Crate Version Description
fuel-asm crates.io Contains the FuelVM instruction set - opcodes used by the Sway and VM.
fuel-crypto crates.io Cryptographic primitives used across Fuel Rust based projects.
fuel-merkle crates.io Implementations of the Merkle Tree used by the fuel-core to fulfill fraud proofs requirements, and fuel-tx to validate transaction validity.
fuel-storage crates.io Storage abstraction is used to connect FuelVM, fuel-merkle, and fuel-core together without direct access.
fuel-tx crates.io Contains a definition of types from the specification, with canonical serialization and deserialization. The Transaction and Checked<Tx> type implements fee calculation and validation of rules defined by the specification.
fuel-types crates.io Atomic types are used by almost all Fuel Rust-based crates. The crate defines the most common entities and implements their serialization/deserialization.
fuel-vm crates.io The VM itself executes fuel-asm opcodes generated by the Sway compiler. It is used as a core component of the fuel-core block executor to validate, estimate, and execute Create and Script transactions.

Testing

The ci_checks.sh script file can be used to run all CI checks, including the running of tests.

source ci_checks.sh

The script requires pre-installed tools. For more information run:

cat ci_checks.sh

Bug reporting and reproduction

If you find any bug or unexpected behavior, please open an issue. It would be helpful to provide a scenario of how to reproduce the problem:

  • A text description of the problem(maybe with links)
  • A runnable script with instruction
  • A repository with reproduction code and instructions on how to compile/run
  • A unit test with the usage of the pure opcodes from fuel-asm

How to use pure opcodes

The fuel-vm has many unit tests, almost for each opcode. Supporting a huge test codebase requires proper test utils that you can re-use to reproduce a bug.

Add a new test case

If a specific opcode has unexpected behaviors, maybe there is a unit test already that you can reuse to reproduce a bug. You need to add a new test_case like:

#[test_case(JumpMode::Absolute, 0, 0, 100 => Ok(4); "absolute jump")]
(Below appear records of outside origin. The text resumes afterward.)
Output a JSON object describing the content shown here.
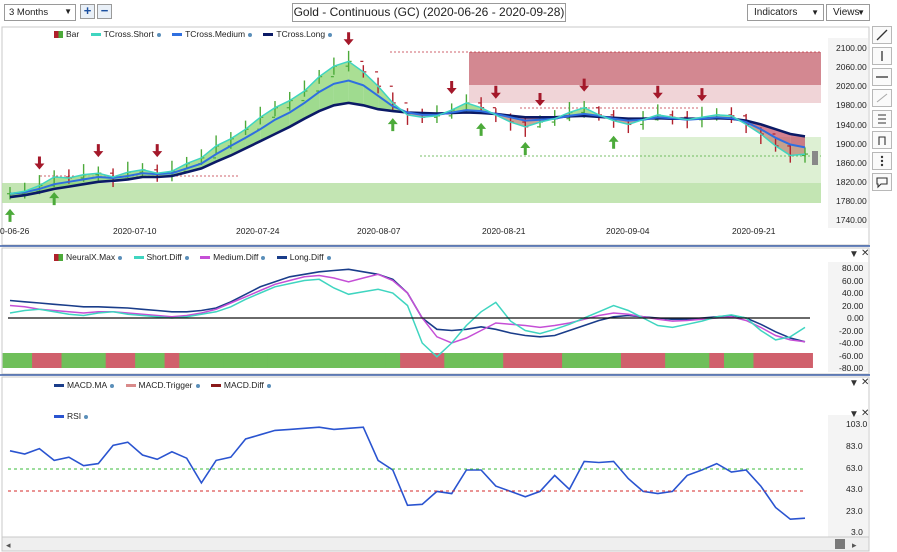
{
  "toolbar": {
    "range_value": "3 Months",
    "zoom_in_label": "+",
    "zoom_out_label": "−",
    "title": "Gold - Continuous (GC) (2020-06-26 - 2020-09-28)",
    "indicators_label": "Indicators",
    "views_label": "Views"
  },
  "price_pane": {
    "legend": [
      "Bar",
      "TCross.Short",
      "TCross.Medium",
      "TCross.Long"
    ],
    "y_labels": [
      "2100.00",
      "2060.00",
      "2020.00",
      "1980.00",
      "1940.00",
      "1900.00",
      "1860.00",
      "1820.00",
      "1780.00",
      "1740.00"
    ],
    "x_labels": [
      "0-06-26",
      "2020-07-10",
      "2020-07-24",
      "2020-08-07",
      "2020-08-21",
      "2020-09-04",
      "2020-09-21"
    ]
  },
  "neural_pane": {
    "legend": [
      "NeuralX.Max",
      "Short.Diff",
      "Medium.Diff",
      "Long.Diff"
    ],
    "y_labels": [
      "80.00",
      "60.00",
      "40.00",
      "20.00",
      "0.00",
      "-20.00",
      "-40.00",
      "-60.00",
      "-80.00"
    ]
  },
  "macd_pane": {
    "legend": [
      "MACD.MA",
      "MACD.Trigger",
      "MACD.Diff"
    ]
  },
  "rsi_pane": {
    "legend": [
      "RSI"
    ],
    "y_labels": [
      "103.0",
      "83.0",
      "63.0",
      "43.0",
      "23.0",
      "3.0"
    ]
  },
  "colors": {
    "short": "#3fd5c0",
    "medium": "#2f6fe0",
    "long": "#0b1a66",
    "bull": "#4caa3a",
    "bear": "#b0202c",
    "magenta": "#c54fd6",
    "rsi": "#2a54d0"
  },
  "icons": [
    "pencil-icon",
    "vertical-line-icon",
    "horizontal-line-icon",
    "trend-line-icon",
    "fibonacci-icon",
    "dots-icon",
    "comment-icon",
    "pane-close-icon",
    "scroll-left-icon",
    "scroll-right-icon"
  ],
  "series": {
    "short": [
      1795,
      1800,
      1812,
      1830,
      1828,
      1835,
      1838,
      1830,
      1840,
      1845,
      1838,
      1842,
      1858,
      1870,
      1895,
      1910,
      1930,
      1955,
      1975,
      1990,
      2010,
      2040,
      2062,
      2072,
      2050,
      2020,
      1985,
      1960,
      1955,
      1958,
      1970,
      1985,
      1975,
      1960,
      1945,
      1935,
      1945,
      1952,
      1965,
      1975,
      1960,
      1948,
      1940,
      1950,
      1960,
      1955,
      1950,
      1955,
      1960,
      1958,
      1940,
      1920,
      1895,
      1875,
      1878
    ],
    "medium": [
      1795,
      1798,
      1805,
      1815,
      1820,
      1825,
      1830,
      1828,
      1832,
      1838,
      1836,
      1838,
      1848,
      1858,
      1878,
      1895,
      1912,
      1930,
      1950,
      1965,
      1985,
      2008,
      2025,
      2032,
      2022,
      2000,
      1978,
      1965,
      1960,
      1960,
      1965,
      1970,
      1968,
      1962,
      1955,
      1948,
      1950,
      1952,
      1958,
      1962,
      1958,
      1952,
      1948,
      1950,
      1955,
      1953,
      1950,
      1952,
      1955,
      1953,
      1945,
      1930,
      1912,
      1898,
      1892
    ],
    "long": [
      1788,
      1792,
      1798,
      1805,
      1810,
      1815,
      1820,
      1822,
      1825,
      1830,
      1830,
      1832,
      1840,
      1848,
      1862,
      1875,
      1890,
      1905,
      1920,
      1935,
      1952,
      1968,
      1980,
      1985,
      1980,
      1972,
      1968,
      1965,
      1964,
      1963,
      1964,
      1965,
      1964,
      1962,
      1958,
      1955,
      1955,
      1955,
      1957,
      1958,
      1956,
      1954,
      1952,
      1952,
      1953,
      1952,
      1952,
      1952,
      1953,
      1952,
      1948,
      1940,
      1930,
      1920,
      1915
    ],
    "short_diff": [
      8,
      12,
      14,
      10,
      6,
      4,
      8,
      10,
      6,
      4,
      2,
      0,
      2,
      6,
      10,
      18,
      30,
      40,
      50,
      55,
      60,
      62,
      48,
      38,
      42,
      46,
      40,
      20,
      -40,
      -62,
      -40,
      -12,
      10,
      25,
      -5,
      -20,
      -25,
      -18,
      -10,
      0,
      10,
      20,
      12,
      0,
      -12,
      -15,
      -10,
      -5,
      2,
      5,
      0,
      -20,
      -35,
      -30,
      -15
    ],
    "medium_diff": [
      20,
      18,
      14,
      12,
      10,
      8,
      10,
      10,
      8,
      6,
      4,
      2,
      4,
      8,
      14,
      24,
      34,
      44,
      54,
      60,
      66,
      68,
      64,
      58,
      64,
      70,
      60,
      40,
      0,
      -30,
      -40,
      -32,
      -20,
      -8,
      -10,
      -12,
      -15,
      -12,
      -8,
      -2,
      4,
      8,
      6,
      2,
      -2,
      -5,
      -4,
      -2,
      0,
      2,
      -4,
      -15,
      -28,
      -35,
      -38
    ],
    "long_diff": [
      28,
      26,
      24,
      22,
      20,
      18,
      18,
      17,
      16,
      14,
      12,
      10,
      10,
      12,
      16,
      26,
      38,
      50,
      58,
      66,
      70,
      74,
      76,
      78,
      74,
      70,
      62,
      40,
      0,
      -18,
      -20,
      -18,
      -14,
      -18,
      -24,
      -28,
      -30,
      -28,
      -20,
      -12,
      -4,
      2,
      4,
      2,
      0,
      -2,
      -2,
      0,
      2,
      4,
      0,
      -10,
      -22,
      -32,
      -38
    ],
    "rsi": [
      78,
      75,
      80,
      69,
      72,
      64,
      66,
      83,
      86,
      74,
      70,
      77,
      71,
      48,
      69,
      72,
      89,
      93,
      97,
      98,
      99,
      100,
      98,
      99,
      100,
      69,
      60,
      27,
      28,
      40,
      38,
      60,
      60,
      45,
      40,
      35,
      40,
      55,
      42,
      68,
      67,
      68,
      52,
      40,
      38,
      40,
      55,
      60,
      66,
      58,
      60,
      45,
      25,
      14,
      15
    ]
  },
  "bands": {
    "neural_colors": [
      "g",
      "g",
      "r",
      "r",
      "g",
      "g",
      "g",
      "r",
      "r",
      "g",
      "g",
      "r",
      "g",
      "g",
      "g",
      "g",
      "g",
      "g",
      "g",
      "g",
      "g",
      "g",
      "g",
      "g",
      "g",
      "g",
      "g",
      "r",
      "r",
      "r",
      "g",
      "g",
      "g",
      "g",
      "r",
      "r",
      "r",
      "r",
      "g",
      "g",
      "g",
      "g",
      "r",
      "r",
      "r",
      "g",
      "g",
      "g",
      "r",
      "g",
      "g",
      "r",
      "r",
      "r",
      "r"
    ]
  }
}
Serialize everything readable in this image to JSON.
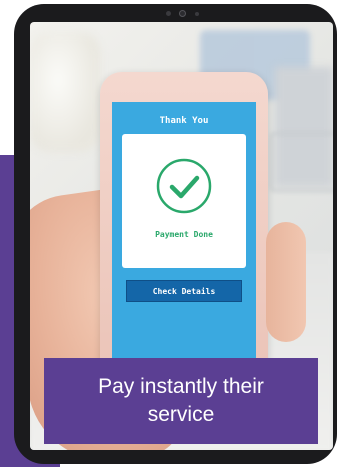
{
  "phone": {
    "heading": "Thank You",
    "status": "Payment Done",
    "button_label": "Check Details"
  },
  "caption": {
    "text": "Pay instantly their service"
  },
  "colors": {
    "brand_purple": "#5b3f93",
    "phone_screen_blue": "#3aa9e0",
    "button_blue": "#1466a8",
    "success_green": "#2aa86b"
  },
  "icons": {
    "status_icon": "check-circle-icon"
  }
}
Before the test and run this specific test or all tests.

Build custom scripts

If you need to write your own specific script and run it, you can use test_helpers::run_script.

For example:

#[test]
fn dynamic_call_frame_ops_bug_missing_ssp_check() {
    let ops = vec![
        op::cfs(RegId::SP),
        op::slli(0x10, RegId::ONE, 26),
        op::aloc(0x10),
        op::sw(RegId::ZERO, 0x10, 0),
        op::ret(RegId::ONE),
    ];
    let receipts = run_script(ops);
    assert_panics(&receipts, PanicReason::MemoryOverflow);
}

It returns receipts that contain result of execution. The assert_panics can be used to check for panics.

Build custom transactions

The fuel-tx provides fuel_tx::TransactionBuilder that simplifies the building of custom transaction for testing purposes.

You can check how TransactionBuilder::script or TransactionBuilder::create are used for better understanding.